My time in Cincinnati is drawing to a close. I leave tomorrow for Tennessee. There I will visit with the family of my friend Paul Coakley about whom I have written here, here, and here. I will have the opportunity to visit Paul’s grave while there, and, to be honest, I am not too sure how it will go. The visit will be the first time I’ve been to Tennessee since Paul’s funeral in January, 2015 and how well I will emotionally handle the visit is unknown. I do look forward to visiting with his wife and children. I have presents for the kiddos!

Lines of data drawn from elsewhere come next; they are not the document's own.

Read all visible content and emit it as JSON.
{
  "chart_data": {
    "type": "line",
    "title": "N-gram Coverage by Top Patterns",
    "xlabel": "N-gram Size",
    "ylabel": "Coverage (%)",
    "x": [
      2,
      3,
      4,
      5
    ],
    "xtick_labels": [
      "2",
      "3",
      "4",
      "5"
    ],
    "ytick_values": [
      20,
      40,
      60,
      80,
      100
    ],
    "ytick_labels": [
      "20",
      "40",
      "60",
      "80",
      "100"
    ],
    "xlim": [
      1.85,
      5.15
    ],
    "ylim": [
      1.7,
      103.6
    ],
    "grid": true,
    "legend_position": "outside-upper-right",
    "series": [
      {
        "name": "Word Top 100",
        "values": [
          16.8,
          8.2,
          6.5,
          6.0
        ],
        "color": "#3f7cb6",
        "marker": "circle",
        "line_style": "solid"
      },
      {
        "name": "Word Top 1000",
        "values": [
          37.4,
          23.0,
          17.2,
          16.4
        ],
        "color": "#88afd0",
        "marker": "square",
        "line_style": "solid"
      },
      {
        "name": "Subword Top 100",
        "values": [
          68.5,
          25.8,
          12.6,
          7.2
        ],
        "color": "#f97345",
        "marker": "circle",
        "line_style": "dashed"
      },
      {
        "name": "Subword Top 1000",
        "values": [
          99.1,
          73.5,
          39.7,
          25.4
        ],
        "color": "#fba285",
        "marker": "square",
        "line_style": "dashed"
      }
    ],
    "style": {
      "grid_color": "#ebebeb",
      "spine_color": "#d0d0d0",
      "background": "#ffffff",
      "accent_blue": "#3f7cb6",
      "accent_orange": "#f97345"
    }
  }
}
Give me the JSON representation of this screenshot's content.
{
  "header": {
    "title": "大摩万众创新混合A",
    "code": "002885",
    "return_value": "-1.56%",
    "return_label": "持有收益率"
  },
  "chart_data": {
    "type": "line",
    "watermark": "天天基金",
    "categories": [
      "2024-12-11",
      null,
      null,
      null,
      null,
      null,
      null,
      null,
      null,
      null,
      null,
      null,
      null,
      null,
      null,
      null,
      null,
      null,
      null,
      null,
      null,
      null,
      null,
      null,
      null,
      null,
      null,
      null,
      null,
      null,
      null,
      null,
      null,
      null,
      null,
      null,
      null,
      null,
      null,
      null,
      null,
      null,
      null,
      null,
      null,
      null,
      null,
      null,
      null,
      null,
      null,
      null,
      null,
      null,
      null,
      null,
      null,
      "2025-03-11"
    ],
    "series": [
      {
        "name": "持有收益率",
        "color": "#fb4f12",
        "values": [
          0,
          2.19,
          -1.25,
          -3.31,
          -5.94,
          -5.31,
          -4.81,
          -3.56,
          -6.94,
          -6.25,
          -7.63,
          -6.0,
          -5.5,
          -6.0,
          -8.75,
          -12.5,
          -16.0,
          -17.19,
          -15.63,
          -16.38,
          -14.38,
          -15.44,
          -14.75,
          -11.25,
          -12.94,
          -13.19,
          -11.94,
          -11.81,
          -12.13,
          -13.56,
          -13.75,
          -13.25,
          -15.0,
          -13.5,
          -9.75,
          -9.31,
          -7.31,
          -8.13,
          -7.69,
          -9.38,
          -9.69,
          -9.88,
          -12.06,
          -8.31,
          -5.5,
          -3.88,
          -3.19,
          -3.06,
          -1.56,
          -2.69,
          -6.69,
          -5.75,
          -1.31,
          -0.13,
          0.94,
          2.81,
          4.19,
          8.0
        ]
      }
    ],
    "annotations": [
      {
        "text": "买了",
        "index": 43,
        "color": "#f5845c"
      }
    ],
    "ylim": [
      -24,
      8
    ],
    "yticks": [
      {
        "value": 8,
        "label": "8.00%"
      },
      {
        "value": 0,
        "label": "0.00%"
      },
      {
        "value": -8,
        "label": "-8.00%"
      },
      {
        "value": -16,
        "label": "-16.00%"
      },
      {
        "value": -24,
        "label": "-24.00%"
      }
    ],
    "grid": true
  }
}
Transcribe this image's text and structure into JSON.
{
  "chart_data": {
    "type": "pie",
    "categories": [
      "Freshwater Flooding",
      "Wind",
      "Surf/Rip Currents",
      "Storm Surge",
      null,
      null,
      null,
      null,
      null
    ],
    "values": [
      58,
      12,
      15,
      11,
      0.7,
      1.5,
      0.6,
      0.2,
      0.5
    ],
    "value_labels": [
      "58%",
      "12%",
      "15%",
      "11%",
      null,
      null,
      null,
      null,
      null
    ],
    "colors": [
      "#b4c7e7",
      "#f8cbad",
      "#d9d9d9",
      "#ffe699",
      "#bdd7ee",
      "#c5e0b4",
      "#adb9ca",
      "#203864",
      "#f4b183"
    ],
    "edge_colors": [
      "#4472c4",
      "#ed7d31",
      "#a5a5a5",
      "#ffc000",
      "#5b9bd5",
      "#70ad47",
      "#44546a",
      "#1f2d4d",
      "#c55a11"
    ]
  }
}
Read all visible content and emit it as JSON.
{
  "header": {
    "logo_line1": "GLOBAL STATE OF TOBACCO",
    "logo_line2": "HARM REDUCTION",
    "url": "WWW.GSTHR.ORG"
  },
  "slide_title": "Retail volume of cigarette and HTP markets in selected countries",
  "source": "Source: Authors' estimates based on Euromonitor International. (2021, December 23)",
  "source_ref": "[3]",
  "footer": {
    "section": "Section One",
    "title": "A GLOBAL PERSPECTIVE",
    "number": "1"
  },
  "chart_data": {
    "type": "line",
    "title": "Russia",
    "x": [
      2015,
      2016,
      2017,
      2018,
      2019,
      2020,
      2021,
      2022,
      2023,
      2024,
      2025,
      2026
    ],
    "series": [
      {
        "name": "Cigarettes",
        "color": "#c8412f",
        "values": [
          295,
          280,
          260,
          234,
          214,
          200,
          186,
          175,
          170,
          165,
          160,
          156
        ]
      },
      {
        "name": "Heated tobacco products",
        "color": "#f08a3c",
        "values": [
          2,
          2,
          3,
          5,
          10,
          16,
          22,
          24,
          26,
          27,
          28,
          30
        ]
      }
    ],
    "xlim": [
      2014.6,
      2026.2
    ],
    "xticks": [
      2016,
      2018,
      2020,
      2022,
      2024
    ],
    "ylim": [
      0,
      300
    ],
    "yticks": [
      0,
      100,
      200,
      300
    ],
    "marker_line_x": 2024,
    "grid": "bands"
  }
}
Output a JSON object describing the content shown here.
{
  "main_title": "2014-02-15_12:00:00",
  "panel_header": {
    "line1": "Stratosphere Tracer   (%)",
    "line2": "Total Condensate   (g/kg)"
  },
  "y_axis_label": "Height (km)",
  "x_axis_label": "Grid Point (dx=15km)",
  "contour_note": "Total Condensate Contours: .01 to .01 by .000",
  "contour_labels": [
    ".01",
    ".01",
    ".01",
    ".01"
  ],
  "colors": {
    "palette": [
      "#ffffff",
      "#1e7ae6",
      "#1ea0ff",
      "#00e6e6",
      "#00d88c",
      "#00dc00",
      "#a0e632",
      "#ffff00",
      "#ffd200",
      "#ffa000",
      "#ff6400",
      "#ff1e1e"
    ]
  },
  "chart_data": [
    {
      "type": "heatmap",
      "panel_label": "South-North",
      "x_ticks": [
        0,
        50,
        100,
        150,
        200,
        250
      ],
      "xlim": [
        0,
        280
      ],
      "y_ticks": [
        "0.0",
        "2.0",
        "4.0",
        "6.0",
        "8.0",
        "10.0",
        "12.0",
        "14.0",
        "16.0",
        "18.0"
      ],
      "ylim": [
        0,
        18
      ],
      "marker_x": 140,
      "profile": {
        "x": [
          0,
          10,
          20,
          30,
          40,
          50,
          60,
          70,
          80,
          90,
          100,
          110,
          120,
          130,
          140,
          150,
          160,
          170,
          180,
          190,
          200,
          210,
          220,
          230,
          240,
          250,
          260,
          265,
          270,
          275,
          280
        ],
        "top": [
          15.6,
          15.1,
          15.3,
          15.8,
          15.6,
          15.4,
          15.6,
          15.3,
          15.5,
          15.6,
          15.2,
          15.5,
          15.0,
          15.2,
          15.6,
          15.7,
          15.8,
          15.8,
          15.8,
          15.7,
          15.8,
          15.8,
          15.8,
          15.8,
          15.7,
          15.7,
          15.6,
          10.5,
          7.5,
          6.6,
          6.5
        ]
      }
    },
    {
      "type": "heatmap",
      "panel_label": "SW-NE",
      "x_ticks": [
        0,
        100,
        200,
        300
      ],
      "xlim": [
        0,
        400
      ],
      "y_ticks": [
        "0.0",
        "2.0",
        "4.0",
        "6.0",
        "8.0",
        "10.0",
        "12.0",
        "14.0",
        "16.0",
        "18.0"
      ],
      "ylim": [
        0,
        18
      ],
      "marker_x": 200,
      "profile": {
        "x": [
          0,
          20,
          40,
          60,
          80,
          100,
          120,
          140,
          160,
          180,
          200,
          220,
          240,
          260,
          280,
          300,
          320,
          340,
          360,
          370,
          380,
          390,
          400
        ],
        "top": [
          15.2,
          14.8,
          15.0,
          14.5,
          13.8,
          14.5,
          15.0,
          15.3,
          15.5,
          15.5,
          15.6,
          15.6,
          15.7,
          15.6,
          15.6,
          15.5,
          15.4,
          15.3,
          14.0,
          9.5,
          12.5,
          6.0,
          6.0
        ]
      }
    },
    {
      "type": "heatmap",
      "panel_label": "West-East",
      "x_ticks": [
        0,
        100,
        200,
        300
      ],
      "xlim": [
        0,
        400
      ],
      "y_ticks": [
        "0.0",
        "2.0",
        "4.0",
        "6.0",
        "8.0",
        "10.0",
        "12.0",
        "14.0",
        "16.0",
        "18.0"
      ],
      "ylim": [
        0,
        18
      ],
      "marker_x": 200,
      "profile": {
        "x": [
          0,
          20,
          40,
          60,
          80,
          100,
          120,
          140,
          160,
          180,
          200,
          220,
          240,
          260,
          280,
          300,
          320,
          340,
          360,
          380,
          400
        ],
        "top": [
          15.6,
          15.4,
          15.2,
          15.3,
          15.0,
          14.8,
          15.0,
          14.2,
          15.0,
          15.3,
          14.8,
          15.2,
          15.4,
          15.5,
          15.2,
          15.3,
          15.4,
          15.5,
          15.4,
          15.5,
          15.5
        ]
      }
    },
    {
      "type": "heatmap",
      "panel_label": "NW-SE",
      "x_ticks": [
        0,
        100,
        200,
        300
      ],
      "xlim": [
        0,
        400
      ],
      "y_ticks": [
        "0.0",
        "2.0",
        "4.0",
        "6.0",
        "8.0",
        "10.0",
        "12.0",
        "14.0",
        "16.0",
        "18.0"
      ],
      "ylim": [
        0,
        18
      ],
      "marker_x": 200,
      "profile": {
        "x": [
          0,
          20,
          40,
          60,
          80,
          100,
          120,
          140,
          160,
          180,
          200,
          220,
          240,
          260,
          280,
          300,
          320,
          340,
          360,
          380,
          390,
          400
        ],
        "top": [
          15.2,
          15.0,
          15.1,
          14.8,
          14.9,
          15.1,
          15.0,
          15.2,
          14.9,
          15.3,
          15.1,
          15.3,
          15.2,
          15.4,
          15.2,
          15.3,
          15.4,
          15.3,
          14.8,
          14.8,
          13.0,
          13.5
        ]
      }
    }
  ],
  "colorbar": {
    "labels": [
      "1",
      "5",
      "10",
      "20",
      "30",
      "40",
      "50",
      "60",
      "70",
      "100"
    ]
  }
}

My time in Cincinnati has been very good. My friends have been quite kind to put up with me for nearly a week now. I have tried to keep to myself for the most part and not interrupt their daily routine. The past few days have seen three trips up to Dayton where I had some business. I am happy to say that much has been accomplished and I look forward to seeing the fruits of this business in the future.
Yesterday I was able to visit with two of my Household brothers. The first visit was to WS’ home and farm north of Cincinnati. At first I was not sure if it was his house as I was driving down the road, but I saw the Blessed Mother statue outside and she pointed the way. For the most part, WS and I relaxed and ate some good bacon and eggs (farm fresh, of course) with his family. WS’ home was quite beautiful and in a rather quiet, rural area. He showed me around the property and the livestock he was raising.
It was so peaceful and this stirred up my monastic sensibilities. All the craziness in my life makes me appreciate all the more these peaceful moments. The relative calm and tranquil environment in WS’ area is ideal for raising a family and, truly, they have been blessed.
Last night I had the grace to meet one of my Household brothers who was ordained earlier this year to the priesthood. I received his blessing, kneeling, and observed the tradition of kissing the hands of the newly-ordained. It was somewhat surreal as I remember him from college and his becoming a priest never entered my mind.
Due to my theological and vocational background, I enjoy the ability to shop-talk well with clergy. A pressing issue, it seems to me, about which priests are aware rather intimately is division in the Church at this time. One such division is over the Latin language. This division baffles me because the matter is more simple than one would think. As a Latin teacher, my saying such should not come as a surprise.
People are sometimes curious and ask me “Why Latin? It’s a dead language.” I respectfully disagree.
After I became Catholic, I began to become involved in Internet apologetics. I associated with several people and quickly discovered the imperative that is knowing the sources of Christian thought in their original languages. Holy Mother Church herself has seen this imperative and ordered that seminarians and priests be “well hardened” (bene calleant) in the language.
Latin continues to be a living language as it is an intimate part of our heritage. So long as people desire this heritage and wish to advance it, one cannot say Latin is dead.
Later today I attend a graduation party. It promises to be a lot of fun and then I head out tomorrow morning for Tennessee. Time permitting, I’ll see what can be posted about that experience. After Tennessee, it is to one or two more stops before I head back home to Waco. It will be at least a 10-hour trip and I hope to break it up.
Any friends between Mississippi, Louisiana and Eastern Texas want to put me up for a night? I’m housebroken…honest!